O Tribunal da Relação de Guimarães (TRG) decidiu que é de trabalho o contrato celebrado com um professor de musculação que, embora remunerado em função do número de horas de aulas ministradas, veja o seu trabalho organizado pela empresa e esteja obrigado a seguir o horário de aulas definido por esta, bem como as suas diretivas organizacionais e administrativas, a registar a hora de entrada e saída e a comunicar a sua ausência com antecedência, procedendo à sua substituição por outro professor e gozando de férias anuais não remuneradas.
O caso
Um professor de musculação celebrou um contrato de prestação de serviços com uma empresa encarregue de gerir equipamentos desportivos municipais.
O professor era pago em função do número de horas de aulas ministradas, dando aulas nas instalações da empresa, a qual definia o horário das aulas, estando aquele obrigado a registar a hora de entrada e saída.
O contrato durou cerca de 11 anos, altura em que o professor deixou de comparecer nas instalações da empresa, alegando ter sido despedido verbalmente.
Em consequência, recorreu a tribunal pedindo para que o seu despedimento fosse declarado ilícito e a empresa condenada a indemnizá-lo. Fê-lo defendendo que o contrato que celebrara devia ser qualificado como contrato de trabalho.
A ação foi julgada improcedente, depois do tribunal ter entendido que o professor não fizera prova nem de ter sido despedido nem de ter exercido a sua atividade sujeito à autoridade, direção e fiscalização da empresa. Inconformado com essa decisão, o professor recorreu para o TRG.

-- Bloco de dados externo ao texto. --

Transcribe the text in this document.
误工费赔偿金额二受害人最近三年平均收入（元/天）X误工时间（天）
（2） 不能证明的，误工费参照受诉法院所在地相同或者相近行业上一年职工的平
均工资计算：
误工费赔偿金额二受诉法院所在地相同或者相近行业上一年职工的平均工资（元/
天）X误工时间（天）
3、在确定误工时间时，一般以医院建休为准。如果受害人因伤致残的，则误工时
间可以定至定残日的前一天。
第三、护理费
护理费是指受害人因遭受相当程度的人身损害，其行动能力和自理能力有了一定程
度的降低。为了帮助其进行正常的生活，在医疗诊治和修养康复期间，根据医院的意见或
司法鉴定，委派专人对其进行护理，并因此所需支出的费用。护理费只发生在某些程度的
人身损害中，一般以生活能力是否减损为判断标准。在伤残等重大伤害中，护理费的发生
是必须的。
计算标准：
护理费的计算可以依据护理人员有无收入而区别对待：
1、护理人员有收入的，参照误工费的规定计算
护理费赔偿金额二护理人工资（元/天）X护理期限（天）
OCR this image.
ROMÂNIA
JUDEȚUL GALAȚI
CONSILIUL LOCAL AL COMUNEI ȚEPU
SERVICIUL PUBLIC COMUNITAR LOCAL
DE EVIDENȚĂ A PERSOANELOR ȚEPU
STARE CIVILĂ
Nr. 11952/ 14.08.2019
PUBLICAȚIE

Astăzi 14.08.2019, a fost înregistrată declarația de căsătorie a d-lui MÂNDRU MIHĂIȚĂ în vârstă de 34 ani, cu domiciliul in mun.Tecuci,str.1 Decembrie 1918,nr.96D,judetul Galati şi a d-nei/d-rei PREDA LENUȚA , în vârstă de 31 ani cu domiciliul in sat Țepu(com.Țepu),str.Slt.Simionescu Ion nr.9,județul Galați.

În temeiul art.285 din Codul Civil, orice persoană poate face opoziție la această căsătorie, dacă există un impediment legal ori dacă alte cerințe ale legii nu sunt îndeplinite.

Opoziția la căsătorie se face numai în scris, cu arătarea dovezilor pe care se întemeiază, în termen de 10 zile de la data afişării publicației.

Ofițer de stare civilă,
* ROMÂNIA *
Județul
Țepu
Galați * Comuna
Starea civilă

Apreciação do Tribunal da Relação de Guimarães
O TRG deu provimento ao recurso considerando que era de trabalho o contrato celebrado entre a empresa e o professor de musculação, por existir subordinação jurídica, na medida em que este exercera a sua atividade sujeito à autoridade, direção e fiscalização da empresa. Entendeu que a subordinação jurídica, que se traduz na existência de uma posição de supremacia de uma das partes perante a outra, é o elemento que, por natureza, permite concluir pela existência de um contrato de trabalho, sendo aferida pela ponderação da presença, na respetiva execução, de vários indícios de laboralidade.
Tais indícios prendem-se, entre outros, com a existência de horário de trabalho, a prestação da atividade em local previamente definido pelo empregador, a existência de controlo no exercício da atividade, a utilização de bens do beneficiário da atividade, a sujeição a poder disciplinar, a modalidade de retribuição, a atribuição de categoria profissional, o não recurso, pelo executante, a colaboradores externos, a repartição do risco, ou mesmo a observância de um ou outro regime fiscal e de segurança social.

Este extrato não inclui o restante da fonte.